Для меня любые расставания тяжелы. В своей жизни я столько ездил, жил с людьми, прощался и больше их никогда не встречал, что у меня появилась странная привычка: когда расстаюсь с любимым человеком, то смотрю на него так, словно больше не увижу. А это всегда вызывает грусть. Прощаясь с тобой, такое чувство давил, как только мог. Да ведь совсем не задавишь…
В последнем письме ты говорила, что из-за разлук мы с тобой несчастные люди. Вот уж нет! Тяжело — да! Несчастны — нет! Теперь в городах появилось целое поколение людей, которые родились в них, живут, да там и умрут. У многих вся жизнь проходит в одном доме или районе. Отлучаются из города только в отпуска, да и то по путёвкам, или ищут места с газом и хорошим снабжением.
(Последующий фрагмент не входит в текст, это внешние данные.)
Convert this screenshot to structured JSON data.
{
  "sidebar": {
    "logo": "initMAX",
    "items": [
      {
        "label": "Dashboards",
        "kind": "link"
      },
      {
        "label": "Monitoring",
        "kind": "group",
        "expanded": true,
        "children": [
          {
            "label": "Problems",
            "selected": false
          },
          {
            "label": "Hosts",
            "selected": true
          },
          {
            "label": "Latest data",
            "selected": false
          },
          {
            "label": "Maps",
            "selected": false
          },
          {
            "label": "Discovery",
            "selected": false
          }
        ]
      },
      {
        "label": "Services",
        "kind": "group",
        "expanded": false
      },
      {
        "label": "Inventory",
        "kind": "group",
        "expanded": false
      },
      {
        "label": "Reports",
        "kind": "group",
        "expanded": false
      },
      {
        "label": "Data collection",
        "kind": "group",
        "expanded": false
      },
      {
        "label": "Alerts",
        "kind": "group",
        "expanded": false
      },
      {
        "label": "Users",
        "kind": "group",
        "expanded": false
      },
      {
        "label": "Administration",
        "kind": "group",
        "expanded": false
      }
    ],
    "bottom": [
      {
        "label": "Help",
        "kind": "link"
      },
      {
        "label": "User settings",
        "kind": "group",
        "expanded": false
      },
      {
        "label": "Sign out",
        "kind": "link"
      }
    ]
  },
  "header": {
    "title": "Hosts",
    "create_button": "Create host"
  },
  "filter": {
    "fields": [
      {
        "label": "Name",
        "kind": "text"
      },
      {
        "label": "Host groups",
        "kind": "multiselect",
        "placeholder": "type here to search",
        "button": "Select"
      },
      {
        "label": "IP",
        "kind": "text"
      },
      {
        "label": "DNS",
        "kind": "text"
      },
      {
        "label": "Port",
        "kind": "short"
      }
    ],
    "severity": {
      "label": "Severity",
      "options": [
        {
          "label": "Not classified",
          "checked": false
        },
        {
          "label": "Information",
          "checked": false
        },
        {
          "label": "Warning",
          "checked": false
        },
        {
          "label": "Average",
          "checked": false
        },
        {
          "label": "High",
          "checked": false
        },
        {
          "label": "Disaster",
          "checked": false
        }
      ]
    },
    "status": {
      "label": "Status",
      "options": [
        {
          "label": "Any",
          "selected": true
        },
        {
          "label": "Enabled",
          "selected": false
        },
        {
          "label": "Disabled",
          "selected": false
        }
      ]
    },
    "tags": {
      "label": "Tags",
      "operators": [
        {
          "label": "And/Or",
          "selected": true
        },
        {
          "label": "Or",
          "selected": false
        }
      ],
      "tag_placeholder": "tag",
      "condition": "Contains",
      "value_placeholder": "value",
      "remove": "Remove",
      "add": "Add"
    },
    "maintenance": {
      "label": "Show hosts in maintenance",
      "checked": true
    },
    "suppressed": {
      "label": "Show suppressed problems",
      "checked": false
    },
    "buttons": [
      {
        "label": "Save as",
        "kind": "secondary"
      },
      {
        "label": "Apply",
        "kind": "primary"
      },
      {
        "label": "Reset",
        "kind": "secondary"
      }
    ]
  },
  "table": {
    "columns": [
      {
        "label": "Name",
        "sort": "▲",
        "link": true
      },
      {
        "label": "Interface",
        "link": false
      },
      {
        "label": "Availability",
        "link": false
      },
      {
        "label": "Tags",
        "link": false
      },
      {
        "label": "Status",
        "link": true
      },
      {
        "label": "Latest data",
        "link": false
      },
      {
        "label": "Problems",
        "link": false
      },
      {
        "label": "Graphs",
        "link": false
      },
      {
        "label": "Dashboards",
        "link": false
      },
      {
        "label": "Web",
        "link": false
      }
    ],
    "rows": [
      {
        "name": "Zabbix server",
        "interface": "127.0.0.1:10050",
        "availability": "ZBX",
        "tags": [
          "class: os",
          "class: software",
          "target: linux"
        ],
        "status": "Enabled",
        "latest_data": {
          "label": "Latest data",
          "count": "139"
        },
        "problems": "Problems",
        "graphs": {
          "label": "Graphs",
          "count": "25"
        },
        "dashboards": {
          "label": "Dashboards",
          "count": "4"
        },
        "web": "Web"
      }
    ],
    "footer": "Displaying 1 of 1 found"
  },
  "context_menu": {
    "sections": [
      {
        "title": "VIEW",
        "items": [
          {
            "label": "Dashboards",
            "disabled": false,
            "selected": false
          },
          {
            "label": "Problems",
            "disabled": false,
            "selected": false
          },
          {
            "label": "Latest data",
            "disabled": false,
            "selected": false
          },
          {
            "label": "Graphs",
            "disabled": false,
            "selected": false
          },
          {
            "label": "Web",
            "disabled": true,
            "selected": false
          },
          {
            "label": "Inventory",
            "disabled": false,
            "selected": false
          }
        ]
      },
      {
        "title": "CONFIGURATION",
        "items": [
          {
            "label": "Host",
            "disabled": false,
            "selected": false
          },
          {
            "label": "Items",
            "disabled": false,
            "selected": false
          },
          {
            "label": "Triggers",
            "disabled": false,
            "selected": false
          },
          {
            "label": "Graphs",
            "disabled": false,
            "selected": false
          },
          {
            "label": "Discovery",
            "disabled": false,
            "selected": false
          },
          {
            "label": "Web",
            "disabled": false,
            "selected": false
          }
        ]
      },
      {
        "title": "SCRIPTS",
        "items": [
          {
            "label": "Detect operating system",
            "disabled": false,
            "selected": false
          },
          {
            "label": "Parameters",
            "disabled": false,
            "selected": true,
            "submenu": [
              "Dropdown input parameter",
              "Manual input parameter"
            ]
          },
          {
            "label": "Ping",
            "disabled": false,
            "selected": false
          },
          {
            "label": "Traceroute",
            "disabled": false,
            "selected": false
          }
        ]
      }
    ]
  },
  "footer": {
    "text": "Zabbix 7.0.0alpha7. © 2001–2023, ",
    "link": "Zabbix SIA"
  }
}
Их не интересуют ни мир, ни жизнь, и молятся они только богу-комфорту. У них разлук не бывает. Вот я и думаю: а ведь бедные они люди. Не знают разлук, так ведь и встреч не знают. Я думаю, они не знают и любви. Я не верю, что люди, которые отдыхают по путёвкам, ходят под зонтиками, тыкают в булочных вилками хлеб и бесконечно смотрят телевизор, могут любить. Для любви нужна страсть, а где она у них, у этих комфортолюбцев.
Вот, Марочка, какой парадокс-то выходит. Счастливым можно стать тогда, когда понимаешь это своё состояние. А если не понимаешь, то зачем оно. Глупо и обидно быть счастливым и не знать этого. Но понять счастье можно, только сравнив, через горе. Получается, чтобы быть счастливым, сначала нужно побывать несчастным. Как мы с тобой. Несчастными побывали, а теперь будем счастливыми.
Я тебе не писал про один смешной случай: боялся, что будешь волноваться. Нужно было перекинуть лагерь километров на пятьдесят. Решили вертолёт не брать, а проплыть лодками. Пошли. Речка бурная, в мелких порогах, завалах, водоворотах. Одна из сотрудниц сидела в моей лодке на корме. Видимо, задремала. Я сначала ничего не понял и всплеска не слышал. Обернулся, а её голова торчит из пены уже метрах в пяти за лодкой. Она со страху и не крикнула. Лодку несёт, только деревья мелькают. Кроме меня, — пожилая геологиня да студент. Не знаю почему, но вдруг мне привиделось, что это ты бьёшься в пене. Как ошарашило такой мыслью. Я прыгнул в воду, и нас с ней протащило далековато. Берега обрывистые, перекаты кипят, а она — как рюкзак с образцами. Дело не в этом. Сотрудницу я бы и так спас, но это странное наваждение посреди ясного дня так поразило, что не могу забыть до сих пор. Теперь понимаешь, почему дал ту дурацкую телеграмму с вопросом о твоём здоровье? Но всё это в прошлом.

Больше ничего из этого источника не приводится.